Come fossimo in un romanzo distopico di Philip Dick, Como è stata anche la prima città italiana a sperimentare la sorveglianza con il riconoscimento facciale, le telecamere di ultima generazione in grado di tracciare e riconoscere i volti delle persone. Almeno fino allo stop imposto dal garante per la privacy.
Una città, Como, dove però i reati di strada sono in calo, come testimonia la Questura nei suoi rapporti annuali.
L’ultimo episodio che ha sollevato polemiche è stata la coperta tolta a una persona senza fissa dimora e gettata in un prato dall’assessora ai servizi sociali Angela Corengia durante le operazioni di pulizia di un’area in cui dormono una decina di persone.

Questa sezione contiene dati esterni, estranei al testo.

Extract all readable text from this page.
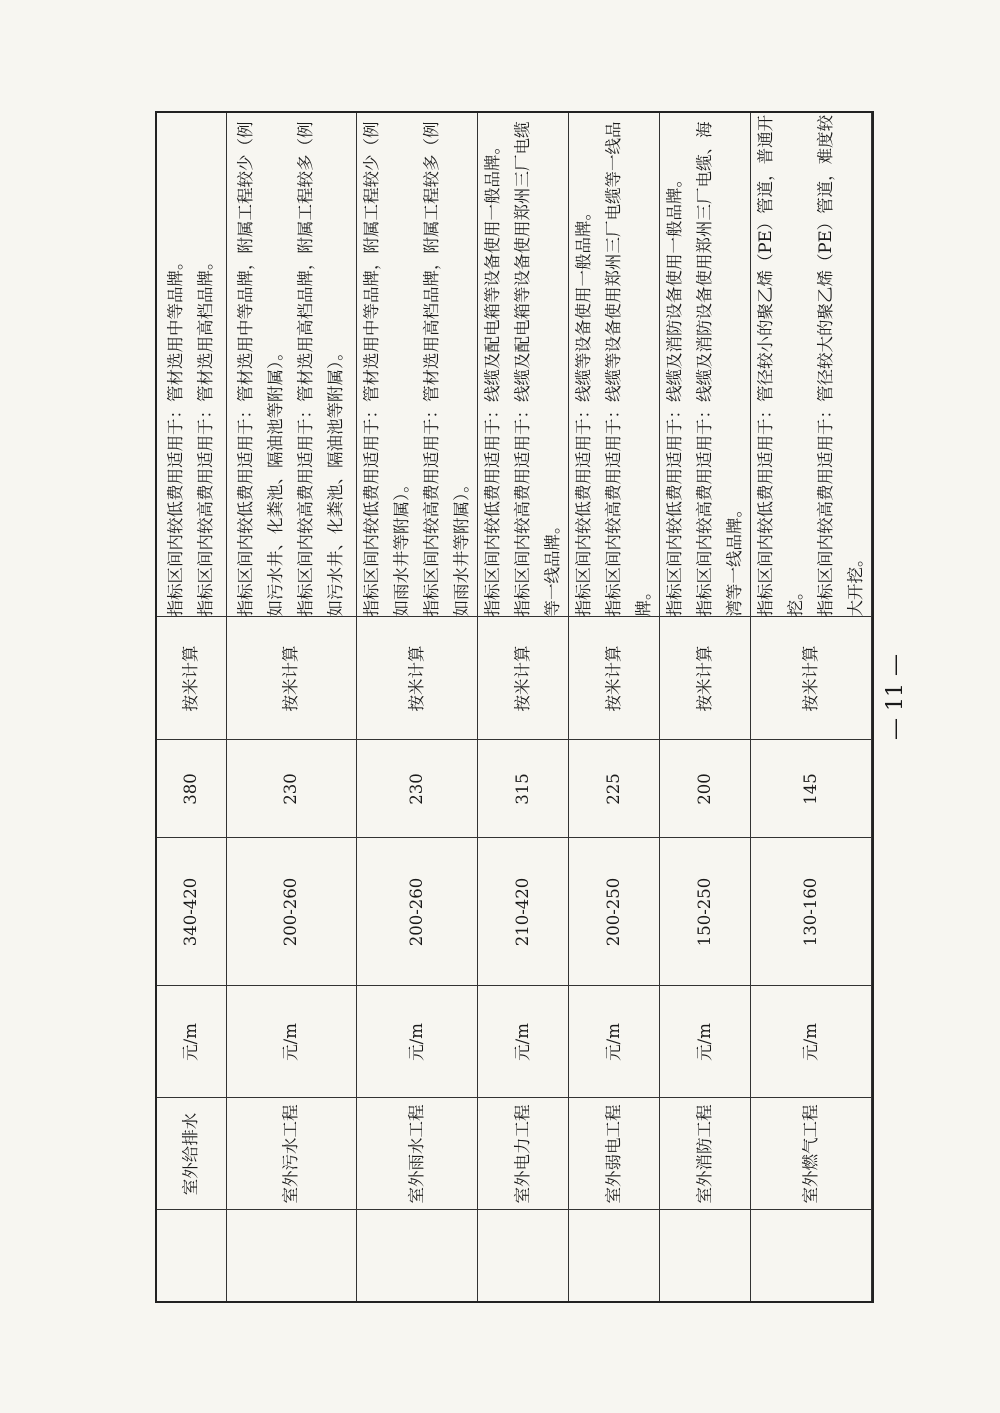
	室外给排水	元/m	340-420	380	按米计算	指标区间内较低费用适用于：管材选用中等品牌。 指标区间内较高费用适用于：管材选用高档品牌。

	室外污水工程	元/m	200-260	230	按米计算	指标区间内较低费用适用于：管材选用中等品牌，附属工程较少（例如污水井、化粪池、隔油池等附属）。 指标区间内较高费用适用于：管材选用高档品牌，附属工程较多（例如污水井、化粪池、隔油池等附属）。

	室外雨水工程	元/m	200-260	230	按米计算	指标区间内较低费用适用于：管材选用中等品牌，附属工程较少（例如雨水井等附属）。 指标区间内较高费用适用于：管材选用高档品牌，附属工程较多（例如雨水井等附属）。

	室外电力工程	元/m	210-420	315	按米计算	指标区间内较低费用适用于：线缆及配电箱等设备使用一般品牌。 指标区间内较高费用适用于：线缆及配电箱等设备使用郑州三厂电缆等一线品牌。

	室外弱电工程	元/m	200-250	225	按米计算	指标区间内较低费用适用于：线缆等设备使用一般品牌。 指标区间内较高费用适用于：线缆等设备使用郑州三厂电缆等一线品牌。

	室外消防工程	元/m	150-250	200	按米计算	指标区间内较低费用适用于：线缆及消防设备使用一般品牌。 指标区间内较高费用适用于：线缆及消防设备使用郑州三厂电缆、海湾等一线品牌。

	室外燃气工程	元/m	130-160	145	按米计算	指标区间内较低费用适用于：管径较小的聚乙烯（PE）管道，普通开挖。 指标区间内较高费用适用于：管径较大的聚乙烯（PE）管道，难度较大开挖。

— 11 —
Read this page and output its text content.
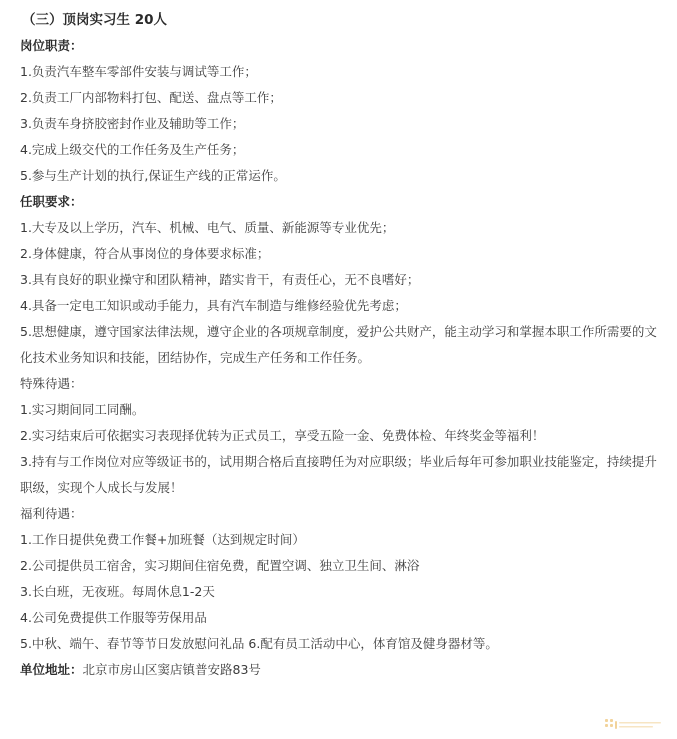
（三）顶岗实习生 20人
岗位职责：
1.负责汽车整车零部件安装与调试等工作；
2.负责工厂内部物料打包、配送、盘点等工作；
3.负责车身挤胶密封作业及辅助等工作；
4.完成上级交代的工作任务及生产任务；
5.参与生产计划的执行,保证生产线的正常运作。
任职要求：
1.大专及以上学历，汽车、机械、电气、质量、新能源等专业优先；
2.身体健康，符合从事岗位的身体要求标准；
3.具有良好的职业操守和团队精神，踏实肯干，有责任心，无不良嗜好；
4.具备一定电工知识或动手能力，具有汽车制造与维修经验优先考虑；
5.思想健康，遵守国家法律法规，遵守企业的各项规章制度，爱护公共财产，能主动学习和掌握本职工作所需要的文化技术业务知识和技能，团结协作，完成生产任务和工作任务。
特殊待遇：
1.实习期间同工同酬。
2.实习结束后可依据实习表现择优转为正式员工，享受五险一金、免费体检、年终奖金等福利！
3.持有与工作岗位对应等级证书的，试用期合格后直接聘任为对应职级；毕业后每年可参加职业技能鉴定，持续提升职级，实现个人成长与发展！
福利待遇：
1.工作日提供免费工作餐+加班餐（达到规定时间）
2.公司提供员工宿舍，实习期间住宿免费，配置空调、独立卫生间、淋浴
3.长白班，无夜班。每周休息1-2天
4.公司免费提供工作服等劳保用品
5.中秋、端午、春节等节日发放慰问礼品 6.配有员工活动中心，体育馆及健身器材等。
单位地址：北京市房山区窦店镇普安路83号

Da tempo le associazioni che si occupano di diritti umani chiedono all’amministrazione di aprire un dormitorio, ma la Lega vorrebbe risolvere il problema recintando l’area. «È una tragedia che nasce dall’odio che monta in questi giorni ed è la causa scatenante al di là della persona fisica che ha compiuto questo gesto», ha commentato il direttore della Caritas comasca Roberto Bernasconi. «O la smettiamo di odiarci o tragedie come questa si ripeteranno». Dice ancora il direttore della Caritas ricordano don Roberto: «La città non ha capito la sua missione».
Le associazioni del terzo settore incrociavano il prete continuamente. Oltre al ricordo commosso della persona, chiamano in causa la politica. «Sentiamo il dovere di accusare le istituzioni che dovrebbero esistere per evitare queste tragedie e per contrastare odio e violenza», ha scritto Como Senza Frontiere richiamando l’amministrazione comunale alle sue responsabilità politico-amministrative. «Perché don Roberto è stato lasciato solo dalle istituzioni nel compito vitale di dare aiuto alle persone costrette a vivere in strada in una delle città più ricche del mondo? Perché le istituzioni non hanno aiutato e curato un uomo psichicamente instabile nonostante la Como solidale abbia più volte e da anni chiesto di affrontare il problema della fragilità psicologica e psichiatrica di chi vive in strada? Perché chi governa Como ha irresponsabilmente ampliato la disperata guerra tra poveri?».
Tra gli amici di don Roberto c’era Luigi Nessi, un consigliere comunale della sinistra comasca che andava due volte a settimana a consegnare le colazioni insieme al prete ucciso. «Era una figura così mite – ricorda a Radio Popolare – seguiva queste persone tutto il giorno, da mattina a sera. Spero che questo sacrificio faccia riflettere la città di Como». È l’auspicio che tanti a Como stanno esprimendo in queste ore così tristi.